It's an excellent column by Schilling, up to and including the quote cited in #14. But Schilling would be a little more excellent and a lot more bold if, once in a while, he kicked a target who wasn't already out the door, down the road, and out of sight.
Also, I agree with you
Ah, nice to read a reasonable argument - thanks Ryan and Eso. Seriously, the sniping and refusal to reason with others gets a little old.
It's a weird day when working behind two checkpoints with armed guards and two cypher-locked doors apparently does not qualify me as the guy with the most paranoid workplace. :)
Here's what I don't get: why name names? How can Schilling be absolutely sure that Mike Vrabel never ever used PEDs? That section runs counter to the whole tone of the piece, which is rather nicely articulated balancing of doubt and suspicion (Schilling the practical epistemologist!). The whole idea of "relishing" the assumed virtue of professional athletes you'll never know in any way cuts against the grain of his final and antepenultimate paragraphs, as well. I can see why you might admire Mike Lowell, Curt, but I haven't much of a clue about the guy beyond his performance as a ball player.
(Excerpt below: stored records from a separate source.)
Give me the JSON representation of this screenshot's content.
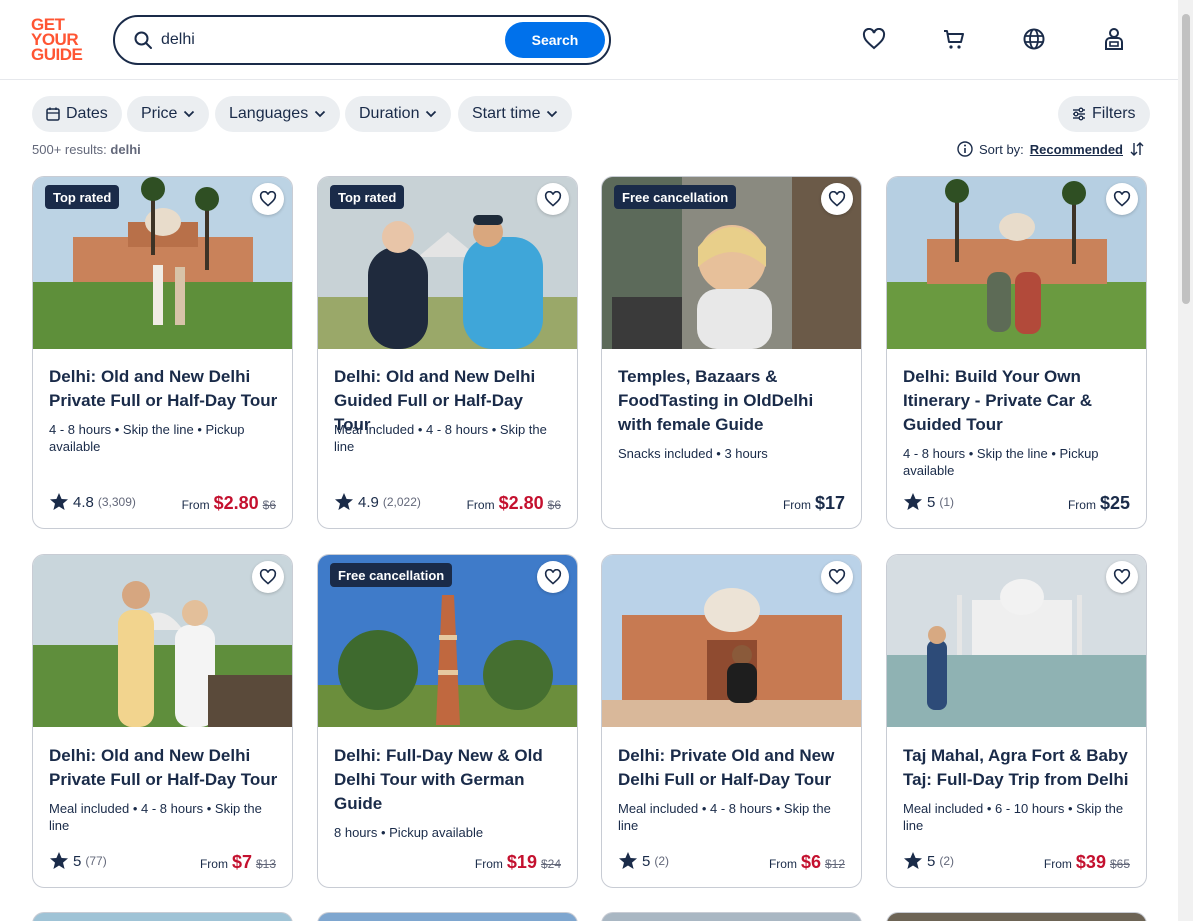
{
  "header": {
    "logo_lines": [
      "GET",
      "YOUR",
      "GUIDE"
    ],
    "search_value": "delhi",
    "search_button": "Search"
  },
  "filters": [
    "Dates",
    "Price",
    "Languages",
    "Duration",
    "Start time"
  ],
  "filters_button": "Filters",
  "results_prefix": "500+ results:",
  "results_query": "delhi",
  "sort_label": "Sort by:",
  "sort_value": "Recommended",
  "colors": {
    "brand": "#ff5533",
    "accent": "#0071eb",
    "price": "#c4112f",
    "navy": "#1a2b49"
  },
  "cards": [
    {
      "badge": "Top rated",
      "title": "Delhi: Old and New Delhi Private Full or Half-Day Tour",
      "meta": "4 - 8 hours • Skip the line • Pickup available",
      "rating": "4.8",
      "count": "(3,309)",
      "from": "From",
      "price": "$2.80",
      "old": "$6",
      "sale": true
    },
    {
      "badge": "Top rated",
      "title": "Delhi: Old and New Delhi Guided Full or Half-Day Tour",
      "meta": "Meal included • 4 - 8 hours • Skip the line",
      "rating": "4.9",
      "count": "(2,022)",
      "from": "From",
      "price": "$2.80",
      "old": "$6",
      "sale": true
    },
    {
      "badge": "Free cancellation",
      "title": "Temples, Bazaars & FoodTasting in OldDelhi with female Guide",
      "meta": "Snacks included • 3 hours",
      "rating": "",
      "count": "",
      "from": "From",
      "price": "$17",
      "old": "",
      "sale": false
    },
    {
      "badge": "",
      "title": "Delhi: Build Your Own Itinerary - Private Car & Guided Tour",
      "meta": "4 - 8 hours • Skip the line • Pickup available",
      "rating": "5",
      "count": "(1)",
      "from": "From",
      "price": "$25",
      "old": "",
      "sale": false
    },
    {
      "badge": "",
      "title": "Delhi: Old and New Delhi Private Full or Half-Day Tour",
      "meta": "Meal included • 4 - 8 hours • Skip the line",
      "rating": "5",
      "count": "(77)",
      "from": "From",
      "price": "$7",
      "old": "$13",
      "sale": true
    },
    {
      "badge": "Free cancellation",
      "title": "Delhi: Full-Day New & Old Delhi Tour with German Guide",
      "meta": "8 hours • Pickup available",
      "rating": "",
      "count": "",
      "from": "From",
      "price": "$19",
      "old": "$24",
      "sale": true
    },
    {
      "badge": "",
      "title": "Delhi: Private Old and New Delhi Full or Half-Day Tour",
      "meta": "Meal included • 4 - 8 hours • Skip the line",
      "rating": "5",
      "count": "(2)",
      "from": "From",
      "price": "$6",
      "old": "$12",
      "sale": true
    },
    {
      "badge": "",
      "title": "Taj Mahal, Agra Fort & Baby Taj: Full-Day Trip from Delhi",
      "meta": "Meal included • 6 - 10 hours • Skip the line",
      "rating": "5",
      "count": "(2)",
      "from": "From",
      "price": "$39",
      "old": "$65",
      "sale": true
    }
  ]
}
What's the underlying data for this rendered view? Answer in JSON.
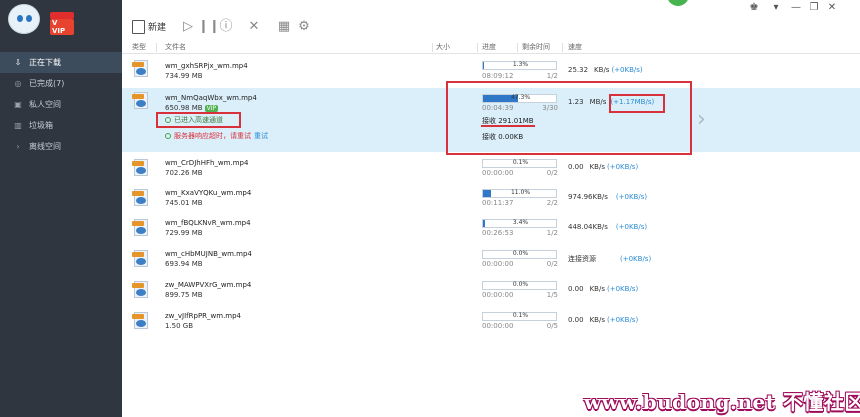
{
  "brand": {
    "vip_label": "V VIP"
  },
  "sidebar": {
    "items": [
      {
        "label": "正在下载",
        "icon": "download-icon",
        "active": true
      },
      {
        "label": "已完成(7)",
        "icon": "check-circle-icon",
        "active": false
      },
      {
        "label": "私人空间",
        "icon": "private-space-icon",
        "active": false
      },
      {
        "label": "垃圾箱",
        "icon": "trash-icon",
        "active": false
      },
      {
        "label": "离线空间",
        "icon": "cloud-icon",
        "active": false
      }
    ]
  },
  "toolbar": {
    "new_label": "新建",
    "buttons": [
      "play-icon",
      "pause-icon",
      "delete-warning-icon",
      "close-icon",
      "grid-view-icon",
      "gear-icon"
    ]
  },
  "columns": {
    "type": "类型",
    "filename": "文件名",
    "size": "大小",
    "progress": "进度",
    "remaining": "剩余时间",
    "speed": "速度"
  },
  "rows": [
    {
      "name": "wm_gxhSRPjx_wm.mp4",
      "size": "734.99 MB",
      "progress": 0.013,
      "progress_text": "1.3%",
      "remaining": "08:09:12",
      "parts": "1/2",
      "speed": "25.32",
      "speed_unit": "KB/s",
      "speed_extra": "(+0KB/s)"
    },
    {
      "name": "wm_NmQaqWbx_wm.mp4",
      "size": "650.98 MB",
      "vip_tag": "VIP",
      "progress": 0.473,
      "progress_text": "47.3%",
      "remaining": "00:04:39",
      "parts": "3/30",
      "speed": "1.23",
      "speed_unit": "MB/s",
      "speed_extra": "(+1.17MB/s)",
      "highspeed_text": "已进入高速通道",
      "error_text": "服务器响应超时，请重试",
      "retry_label": "重试",
      "recv_1": "接收 291.01MB",
      "recv_2": "接收 0.00KB"
    },
    {
      "name": "wm_CrDJhHFh_wm.mp4",
      "size": "702.26 MB",
      "progress": 0.001,
      "progress_text": "0.1%",
      "remaining": "00:00:00",
      "parts": "0/2",
      "speed": "0.00",
      "speed_unit": "KB/s",
      "speed_extra": "(+0KB/s)"
    },
    {
      "name": "wm_KxaVYQKu_wm.mp4",
      "size": "745.01 MB",
      "progress": 0.11,
      "progress_text": "11.0%",
      "remaining": "00:11:37",
      "parts": "2/2",
      "speed": "974.96KB/s",
      "speed_unit": "",
      "speed_extra": "(+0KB/s)"
    },
    {
      "name": "wm_fBQLKNvR_wm.mp4",
      "size": "729.99 MB",
      "progress": 0.034,
      "progress_text": "3.4%",
      "remaining": "00:26:53",
      "parts": "1/2",
      "speed": "448.04KB/s",
      "speed_unit": "",
      "speed_extra": "(+0KB/s)"
    },
    {
      "name": "wm_cHbMUJNB_wm.mp4",
      "size": "693.94 MB",
      "progress": 0.0,
      "progress_text": "0.0%",
      "remaining": "00:00:00",
      "parts": "0/2",
      "speed": "连接资源",
      "speed_unit": "",
      "speed_extra": "(+0KB/s)"
    },
    {
      "name": "zw_MAWPVXrG_wm.mp4",
      "size": "899.75 MB",
      "progress": 0.0,
      "progress_text": "0.0%",
      "remaining": "00:00:00",
      "parts": "1/5",
      "speed": "0.00",
      "speed_unit": "KB/s",
      "speed_extra": "(+0KB/s)"
    },
    {
      "name": "zw_vJIfRpPR_wm.mp4",
      "size": "1.50 GB",
      "progress": 0.001,
      "progress_text": "0.1%",
      "remaining": "00:00:00",
      "parts": "0/5",
      "speed": "0.00",
      "speed_unit": "KB/s",
      "speed_extra": "(+0KB/s)"
    }
  ],
  "watermark": "www.budong.net 不懂社区",
  "colors": {
    "sidebar_bg": "#2f3640",
    "selected_row": "#dbeffa",
    "progress_fill": "#2f78c8",
    "accent_blue": "#2a8bd6",
    "annotation_red": "#d9313c"
  }
}
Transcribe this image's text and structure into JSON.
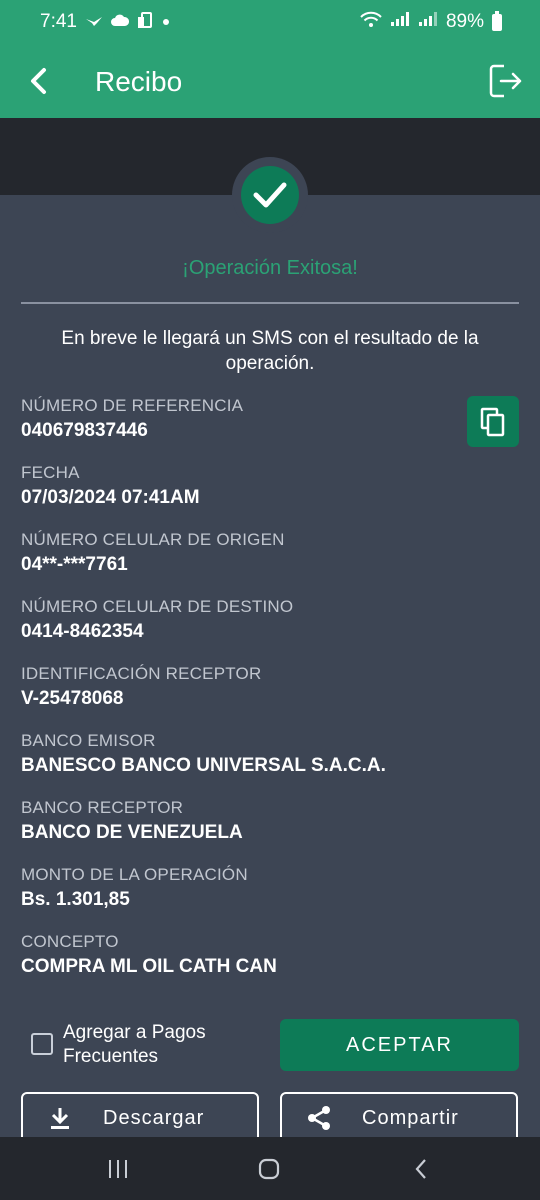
{
  "status_bar": {
    "time": "7:41",
    "left_icons": [
      "bird-icon",
      "cloud-icon",
      "phone-icon",
      "dot-icon"
    ],
    "battery": "89%"
  },
  "app_bar": {
    "title": "Recibo"
  },
  "receipt": {
    "success_title": "¡Operación Exitosa!",
    "sms_message": "En breve le llegará un SMS con el resultado de la operación.",
    "fields": [
      {
        "label": "NÚMERO DE REFERENCIA",
        "value": "040679837446"
      },
      {
        "label": "FECHA",
        "value": "07/03/2024 07:41AM"
      },
      {
        "label": "NÚMERO CELULAR DE ORIGEN",
        "value": "04**-***7761"
      },
      {
        "label": "NÚMERO CELULAR DE DESTINO",
        "value": "0414-8462354"
      },
      {
        "label": "IDENTIFICACIÓN RECEPTOR",
        "value": "V-25478068"
      },
      {
        "label": "BANCO EMISOR",
        "value": "BANESCO BANCO UNIVERSAL S.A.C.A."
      },
      {
        "label": "BANCO RECEPTOR",
        "value": "BANCO DE VENEZUELA"
      },
      {
        "label": "MONTO DE LA OPERACIÓN",
        "value": "Bs. 1.301,85"
      },
      {
        "label": "CONCEPTO",
        "value": "COMPRA ML OIL CATH CAN"
      }
    ]
  },
  "actions": {
    "frequent_checkbox_label": "Agregar a Pagos Frecuentes",
    "frequent_checked": false,
    "accept_label": "ACEPTAR",
    "download_label": "Descargar",
    "share_label": "Compartir"
  },
  "colors": {
    "primary": "#2ba275",
    "button": "#0d7b57",
    "background": "#3d4554",
    "dark": "#24272d"
  }
}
As I said, he may be a blowhard and he may be susceptible to all the same human idiocies as the rest of us, but he actually has a pretty well thought out take on the whole thing.
RR, I generally agree with your assessment of Schilling, but this part puzzles me. How would we know that it was Schilling or anyone else trash-talking teammates off the record. We know he has a history of doing it on the record (most famously, Kim and Williamson), but that's hardly evidence he's done it off the record. But unless you have evidence I'm unaware of, this charge seems like BTFers or other fans simply attributing bad acts to guys they don't like.
Come on, we've all done things.
Ryan Braun said something similar:
I'm not one for taking a rubber to the record books, but that is some pretty dumb logic. For starters is assumes that hitters and pitchers juicing will have the exact same effect, so that a juiced hitter vs a juiced pitcher would have the same result as those two players facing each other unjuiced - that almost certainly isn't the case, juicing will be more effective for one of the groups.
More importantly, unless absolutely everyone was juicing, what does it matter? Gaining an advantage over 90% of other players is wrong, but if it's only 50%, well then it's ok? It just sounds like the kind of defence somebody would give, who is trying to rationalize his own guilt...
I'll add my two cents and parrot the line of the people who think Schilling is articulate but excitable. He's obviously trying to be mindful of the secrets of the clubhouse. That having been said, would anybody really be shocked if we someday hear Senator Schilling (a man with no need for MLB) blurting out names?* Perhaps can't-get-a-job-as-a-pitching-coach Schilling doing the same?
*How would Sen. Schilling compare to Sen. Bunning? I'd expect Schilling to log less floor time, but be far more productive during that time. He may even have an unusually low rate of bills which die in committee.